Demokrasi destanının yazıldığı 15 Temmuz'un ikinci yılında, biraz da sessiz sedasız ama o gecenin ruhuna uygun Cumhurbaşkanlığı Kararnamesi'yle çok önemli bir adım atıldı. "Genelkurmay Başkanlığı Milli Savunma Bakanlığı'na bağlandı."
Bugün daha çok da genç kuşaklara, "Ne var ki bunda?" dedirten bu durum, tam 58 yıldır Türkiye'nin en derin problemi ve kâbusuydu. Darbelerin, muhtıraların, müdahalelerin önünü açan askeri vesayet sisteminden söz ediyorum.
O sistemin temeli 27 Mayıs 1960 darbesiyle atıldı. O darbeyle sade- ce rahmetli Menderes ve arkadaşları idam edilmedi, aynı zamanda milli irade yok sayıldı. Bu da şu kararlarla gerçekleşti: Milli Güvenlik Kurulu anayasal güvenceye kavuştu. Milli Savunma Bakanı'na bağlı olan Genelkurmay Başkanlığı da Başbakan'a bağlandı.
Daha doğrusu bağlanmadı, Başbakan'a karşı sadece sorumlu hale getirildi... Yeni bir pozisyondu bu. Demokratik dünyada eşi benzeri olmayan bir pozisyon... Milli Savunma Bakanı, askeri bütçeden sorumluydu ama o bütçeyle ilgili yetkisi yoktu. Yetki tamamen Genelkurmay Başkanlığı'na aitti ama onun da siyasi sorumluluğu yoktu.
Garipti, ama aynı zamanda da bilinçli bir tercihti. Oysa 1949'da İsmet Paşa'nın biraz da ABD'nin dayatmasıyla Milli Savunma Bakanlığı'na bağladığı Genelkurmay Başkanlığı, ne yazık ki 11 yıl sonra yine İsmet Paşa'nın destek verdiği 1960 darbesiyle geri alınıyordu. Hem de mali ve idari açıdan eskisinden çok daha güçlü "özerk" bir statüye kavuşturularak.
O tarih, 60 yıldır yaşadığımız muhtıralar, müdahaleler ve darbeler sürecinin anayasal güvenceye alındığı tarihti. Türkiye, bu pozisyonuyla bırakın gelişmiş G-20 ülkelerini, içinde yer aldığı NATO ülkeleriyle de çelişiyordu. NATO üyesi 29 ülke arasında Genelkurmay Başkanı'nın Milli Savunma Bakanı'nın önünde yer aldığı tek ülke Türkiye'ydi.

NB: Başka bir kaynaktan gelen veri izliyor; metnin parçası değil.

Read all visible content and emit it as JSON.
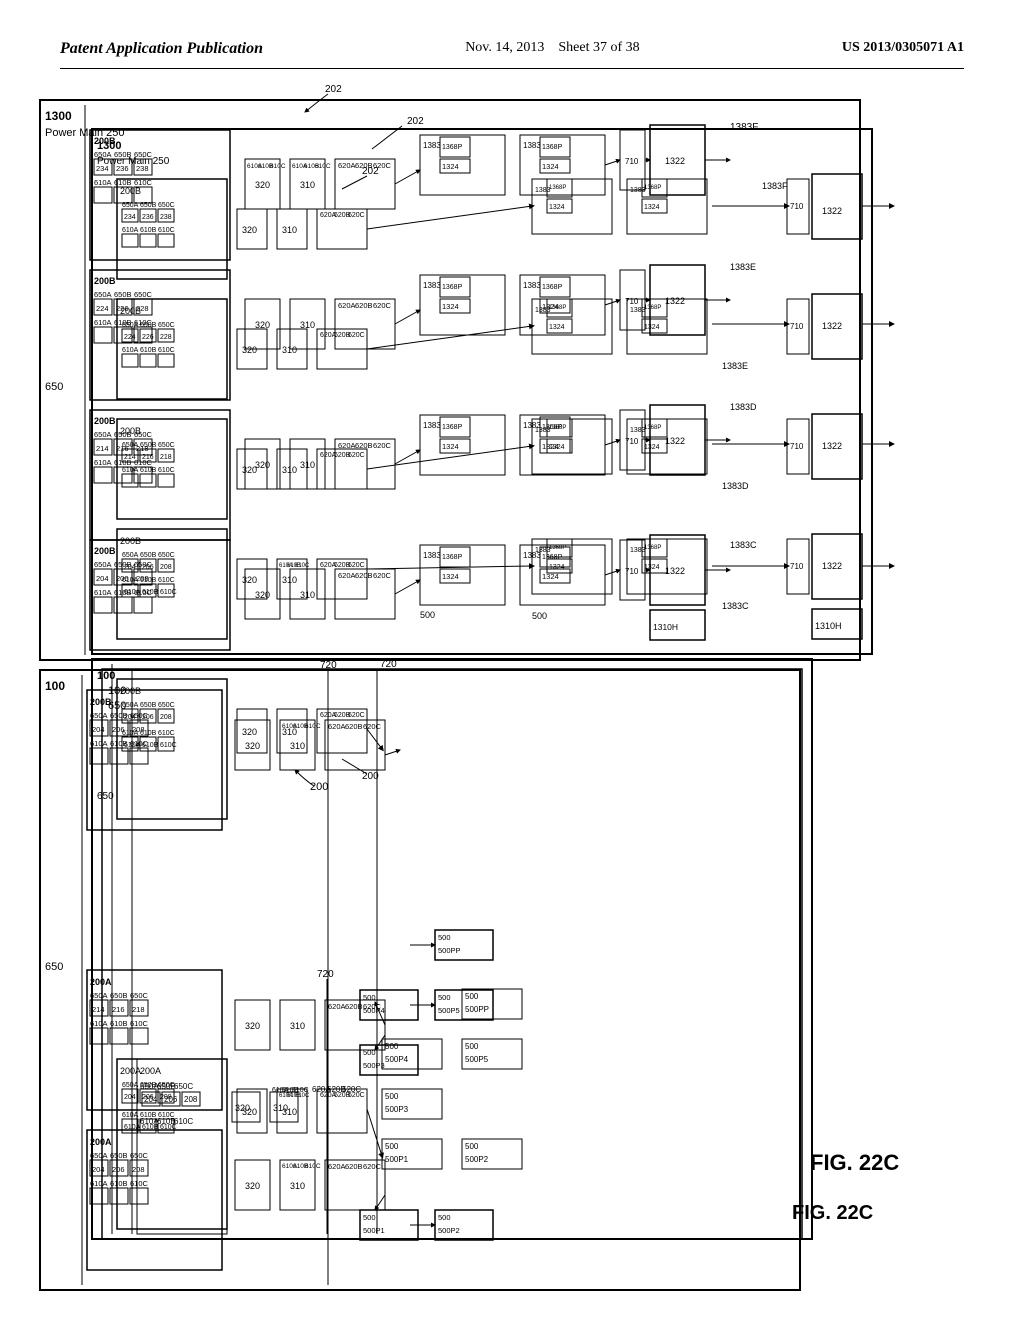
{
  "header": {
    "left": "Patent Application Publication",
    "center_date": "Nov. 14, 2013",
    "center_sheet": "Sheet 37 of 38",
    "right": "US 2013/0305071 A1"
  },
  "figure": {
    "label": "FIG. 22C"
  }
}
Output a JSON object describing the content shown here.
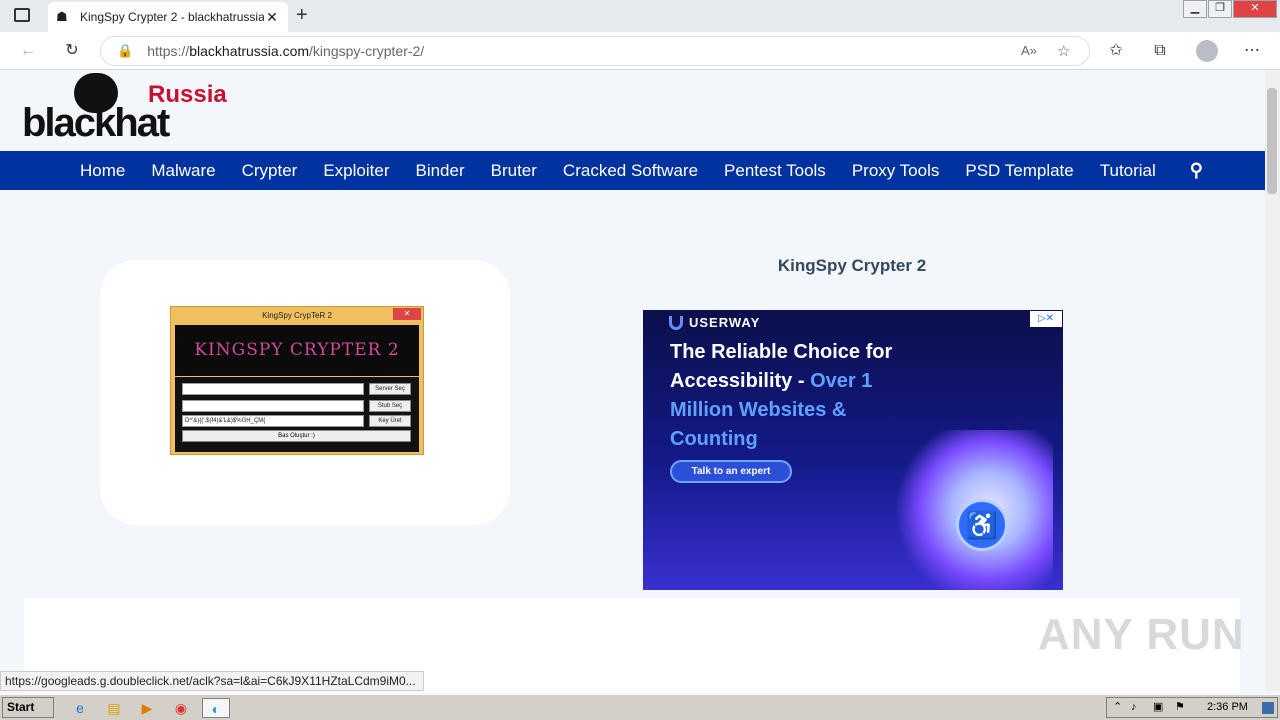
{
  "browser": {
    "tab_title": "KingSpy Crypter 2 - blackhatrussia",
    "tab_close": "✕",
    "new_tab": "+",
    "url_scheme": "https://",
    "url_host": "blackhatrussia.com",
    "url_path": "/kingspy-crypter-2/",
    "status_url": "https://googleads.g.doubleclick.net/aclk?sa=l&ai=C6kJ9X11HZtaLCdm9iM0..."
  },
  "site": {
    "logo_top": "Russia",
    "logo_bottom": "blackhat",
    "menu": [
      "Home",
      "Malware",
      "Crypter",
      "Exploiter",
      "Binder",
      "Bruter",
      "Cracked Software",
      "Pentest Tools",
      "Proxy Tools",
      "PSD Template",
      "Tutorial"
    ],
    "post_title": "KingSpy Crypter 2"
  },
  "app_screenshot": {
    "title": "KingSpy CrypTeR 2",
    "banner": "KINGSPY CRYPTER 2",
    "field3_value": "D^'&){('.$(f4)&'L&)$%GH_ÇM{",
    "buttons": [
      "Server Seç",
      "Stub Seç",
      "Key Üret"
    ],
    "go_button": "Bas Oluştur :)"
  },
  "ad": {
    "brand": "USERWAY",
    "headline_a": "The Reliable Choice for Accessibility - ",
    "headline_b": "Over 1 Million Websites & Counting",
    "cta": "Talk to an expert",
    "choice": "▷✕"
  },
  "watermark": "ANY RUN",
  "taskbar": {
    "start": "Start",
    "clock": "2:36 PM"
  }
}
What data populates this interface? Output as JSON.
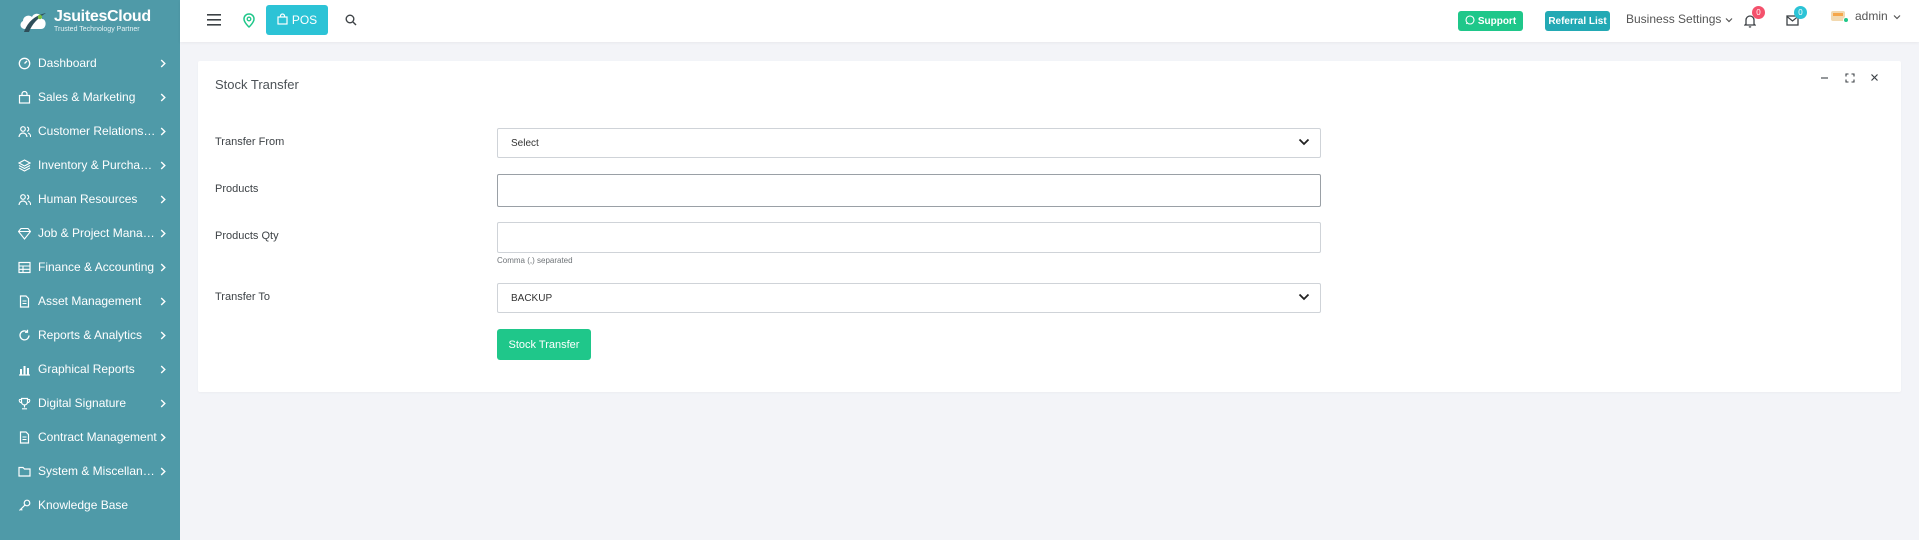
{
  "brand": {
    "name": "JsuitesCloud",
    "tagline": "Trusted Technology Partner"
  },
  "sidebar": {
    "items": [
      {
        "label": "Dashboard",
        "icon": "gauge-icon"
      },
      {
        "label": "Sales & Marketing",
        "icon": "shopping-bag-icon"
      },
      {
        "label": "Customer Relationshi...",
        "icon": "users-icon"
      },
      {
        "label": "Inventory & Purchasi...",
        "icon": "layers-icon"
      },
      {
        "label": "Human Resources",
        "icon": "users-icon"
      },
      {
        "label": "Job & Project Manag...",
        "icon": "diamond-icon"
      },
      {
        "label": "Finance & Accounting",
        "icon": "table-icon"
      },
      {
        "label": "Asset Management",
        "icon": "document-icon"
      },
      {
        "label": "Reports & Analytics",
        "icon": "refresh-icon"
      },
      {
        "label": "Graphical Reports",
        "icon": "bar-chart-icon"
      },
      {
        "label": "Digital Signature",
        "icon": "trophy-icon"
      },
      {
        "label": "Contract Management",
        "icon": "document-icon"
      },
      {
        "label": "System & Miscellaneo...",
        "icon": "folder-icon"
      },
      {
        "label": "Knowledge Base",
        "icon": "key-icon"
      }
    ]
  },
  "topbar": {
    "pos_label": "POS",
    "support_label": "Support",
    "referral_label": "Referral List",
    "business_settings_label": "Business Settings",
    "notifications_count": "0",
    "messages_count": "0",
    "user_name": "admin"
  },
  "card": {
    "title": "Stock Transfer",
    "fields": {
      "transfer_from_label": "Transfer From",
      "transfer_from_value": "Select",
      "products_label": "Products",
      "products_value": "",
      "products_qty_label": "Products Qty",
      "products_qty_value": "",
      "products_qty_hint": "Comma (,) separated",
      "transfer_to_label": "Transfer To",
      "transfer_to_value": "BACKUP"
    },
    "submit_label": "Stock Transfer"
  },
  "colors": {
    "sidebar_bg": "#4f9aa8",
    "pos_accent": "#2cc3d6",
    "support_green": "#1fc78a",
    "referral_teal": "#23a9b4",
    "notification_badge": "#f4516c",
    "message_badge": "#2cc3d6"
  }
}
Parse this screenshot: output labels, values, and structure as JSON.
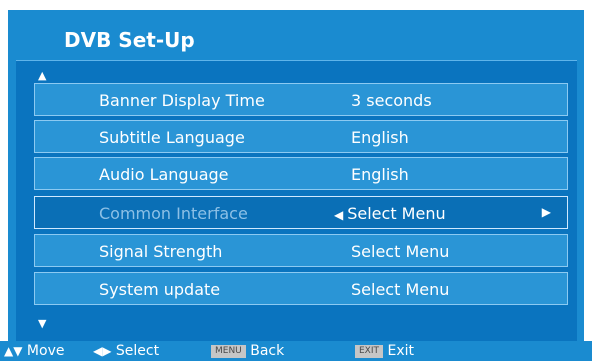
{
  "header": {
    "title": "DVB Set-Up"
  },
  "nav": {
    "up_arrow": "▲",
    "down_arrow": "▼"
  },
  "menu": {
    "items": [
      {
        "label": "Banner Display Time",
        "value": "3 seconds"
      },
      {
        "label": "Subtitle Language",
        "value": "English"
      },
      {
        "label": "Audio Language",
        "value": "English"
      },
      {
        "label": "Common Interface",
        "value": "Select Menu",
        "selected": true,
        "left_arrow": "◀",
        "right_arrow": "▶"
      },
      {
        "label": "Signal Strength",
        "value": "Select Menu"
      },
      {
        "label": "System update",
        "value": "Select Menu"
      }
    ]
  },
  "footer": {
    "move_icon": "▲▼",
    "move_label": "Move",
    "select_icon": "◀▶",
    "select_label": "Select",
    "menu_key": "MENU",
    "back_label": "Back",
    "exit_key": "EXIT",
    "exit_label": "Exit"
  },
  "colors": {
    "background": "#1a8bd0",
    "panel": "#0a74bf",
    "row": "#2a95d6",
    "row_border": "#8ccaf2",
    "selected_label": "#8cc0e6",
    "key_bg": "#c6c6c6"
  }
}
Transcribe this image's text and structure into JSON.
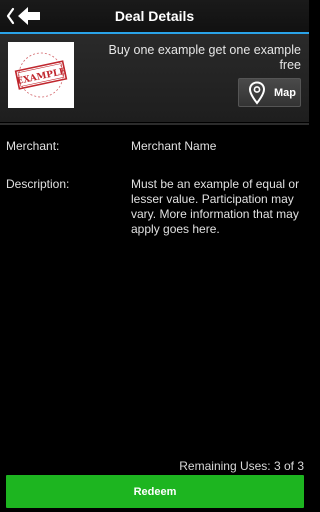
{
  "header": {
    "title": "Deal Details",
    "back_icon": "chevron-left-arrow-icon"
  },
  "deal": {
    "title": "Buy one example get one example free",
    "logo_text": "EXAMPLE",
    "map_label": "Map"
  },
  "details": {
    "merchant_label": "Merchant:",
    "merchant_value": "Merchant Name",
    "description_label": "Description:",
    "description_value": "Must be an example of equal or lesser value. Participation may vary. More information that may apply goes here."
  },
  "footer": {
    "remaining_uses": "Remaining Uses: 3 of 3",
    "redeem_label": "Redeem"
  },
  "colors": {
    "accent": "#2aa3e8",
    "redeem": "#1db520",
    "stamp_red": "#c0262d"
  }
}
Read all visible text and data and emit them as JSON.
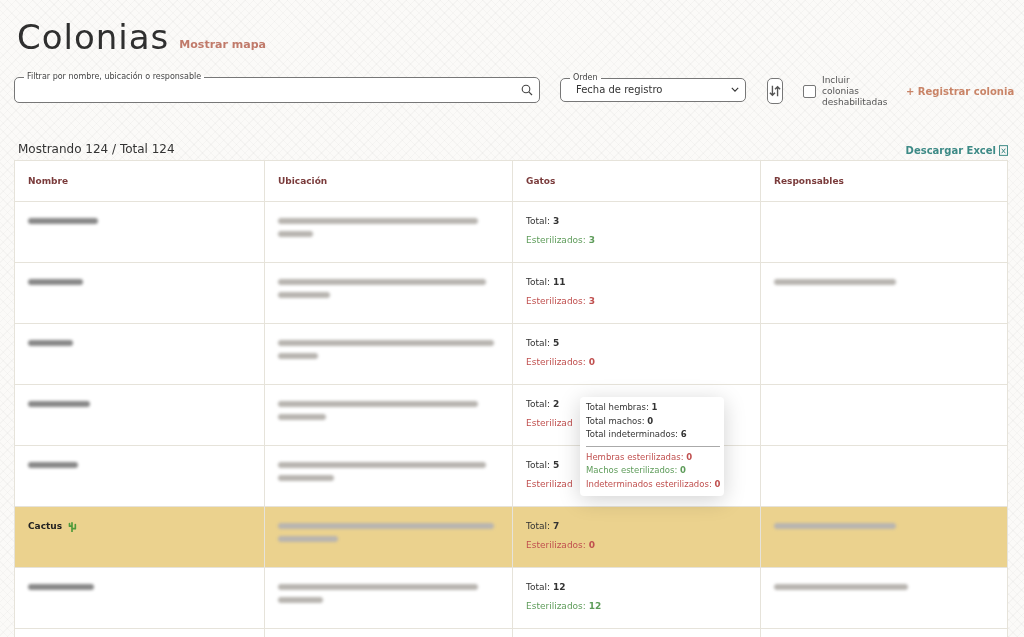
{
  "header": {
    "title": "Colonias",
    "map_link": "Mostrar mapa"
  },
  "filters": {
    "search": {
      "label": "Filtrar por nombre, ubicación o responsable"
    },
    "order": {
      "label": "Orden",
      "value": "Fecha de registro"
    },
    "include_disabled": {
      "label": "Incluir colonias deshabilitadas",
      "checked": false
    },
    "register": "+ Registrar colonia"
  },
  "summary": "Mostrando 124 / Total 124",
  "download": "Descargar Excel",
  "table": {
    "columns": [
      "Nombre",
      "Ubicación",
      "Gatos",
      "Responsables"
    ],
    "rows": [
      {
        "selected": false,
        "name": {
          "kind": "redacted"
        },
        "location": {
          "kind": "redacted"
        },
        "cats": {
          "total_label": "Total:",
          "total": "3",
          "sterilized_label": "Esterilizados:",
          "sterilized": "3",
          "color": "#5e9c5a"
        },
        "owners": {
          "kind": "empty"
        }
      },
      {
        "selected": false,
        "name": {
          "kind": "redacted"
        },
        "location": {
          "kind": "redacted"
        },
        "cats": {
          "total_label": "Total:",
          "total": "11",
          "sterilized_label": "Esterilizados:",
          "sterilized": "3",
          "color": "#c0504f"
        },
        "owners": {
          "kind": "redacted"
        }
      },
      {
        "selected": false,
        "name": {
          "kind": "redacted"
        },
        "location": {
          "kind": "redacted"
        },
        "cats": {
          "total_label": "Total:",
          "total": "5",
          "sterilized_label": "Esterilizados:",
          "sterilized": "0",
          "color": "#c0504f"
        },
        "owners": {
          "kind": "empty"
        }
      },
      {
        "selected": false,
        "name": {
          "kind": "redacted"
        },
        "location": {
          "kind": "redacted"
        },
        "cats": {
          "total_label": "Total:",
          "total": "2",
          "sterilized_label": "Esterilizad",
          "color": "#c0504f"
        },
        "owners": {
          "kind": "empty"
        }
      },
      {
        "selected": false,
        "name": {
          "kind": "redacted"
        },
        "location": {
          "kind": "redacted"
        },
        "cats": {
          "total_label": "Total:",
          "total": "5",
          "sterilized_label": "Esterilizad",
          "color": "#c0504f"
        },
        "owners": {
          "kind": "empty"
        }
      },
      {
        "selected": true,
        "name": {
          "kind": "text",
          "text": "Cactus",
          "plant_icon": true
        },
        "location": {
          "kind": "redacted"
        },
        "cats": {
          "total_label": "Total:",
          "total": "7",
          "sterilized_label": "Esterilizados:",
          "sterilized": "0",
          "color": "#c0504f"
        },
        "owners": {
          "kind": "redacted"
        }
      },
      {
        "selected": false,
        "name": {
          "kind": "redacted"
        },
        "location": {
          "kind": "redacted"
        },
        "cats": {
          "total_label": "Total:",
          "total": "12",
          "sterilized_label": "Esterilizados:",
          "sterilized": "12",
          "color": "#5e9c5a"
        },
        "owners": {
          "kind": "redacted"
        }
      }
    ]
  },
  "tooltip": {
    "totals": [
      {
        "label": "Total hembras:",
        "value": "1"
      },
      {
        "label": "Total machos:",
        "value": "0"
      },
      {
        "label": "Total indeterminados:",
        "value": "6"
      }
    ],
    "sterilized": [
      {
        "label": "Hembras esterilizadas:",
        "value": "0",
        "color": "#c0504f"
      },
      {
        "label": "Machos esterilizados:",
        "value": "0",
        "color": "#5e9c5a"
      },
      {
        "label": "Indeterminados esterilizados:",
        "value": "0",
        "color": "#c0504f"
      }
    ]
  }
}
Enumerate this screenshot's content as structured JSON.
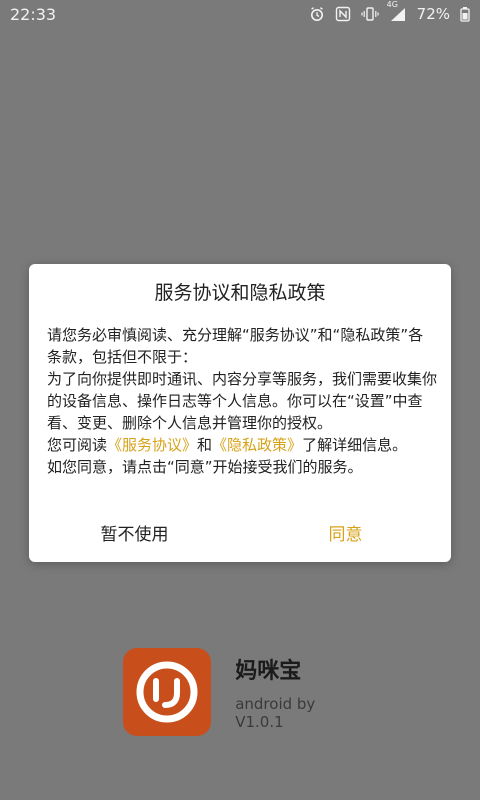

Bu tablo, Türkiye'deki vesayet sisteminin en önemli göstergesiydi. Türkiye, Genelkurmay Başkanı'nın her konuda konuştuğu Milli Savunma Bakanı'nın ise sustuğu bir ülkeydi.
Darbelere yasal güvence sağlayan, orduyu asli görevinden uzaklaştıran bu garabeti, demokrat siyasetçiler ve aydınlar uzun yıllar tartışıp durdu.
Değiştirilmesi istendi ama mümkün olmadı. AB katılım ortaklığı belgelerinde de bu talep hep seslendirildi. Değişim, ne zaman siyasetin gündemine gelse, 1960 darbesine sahip çıkan sivil vesayetçilerin itirazı yükseliyor, ordu içindeki cuntacıların da tehditleri artıyordu.
Bu yüzden Anayasa'daki bu maddeler bir türlü değiştirilemedi. AK Parti döneminde bazı önemli adımlar atılsa da taşlar tam anlamıyla yerine oturmamıştı. İşte şimdi o taşlar 58 yıl sonra yerine oturuyor ve kâbus bitiyor. Sürecin sessiz sedasız geçişine bakmayın, arkasında koca bir 15 Temmuz demokrasi direnişi ve güçlü bir liderlik var.
Bu da Başkan Erdoğan'ın ısrarla altını çizdiği gibi yeni dönemin "reformlar" dönemi olacağının işareti... Yeni dönem, birilerini şaşırtacağı gibi birilerinin de derin hesaplarını bozacak. Çünkü Türkiye, önünü tıkayan iç ve dış vesayetçi sistemi temizledikçe, onların uzantısı FETÖ ve PKK gibi ayak bağlarından kurtuldukça, sistem çok daha sağlam yerine oturacak. Ve Türkiye daha çok demokrasiye, hukuka, stratejik sanayiye, teknolojiye yönelecek.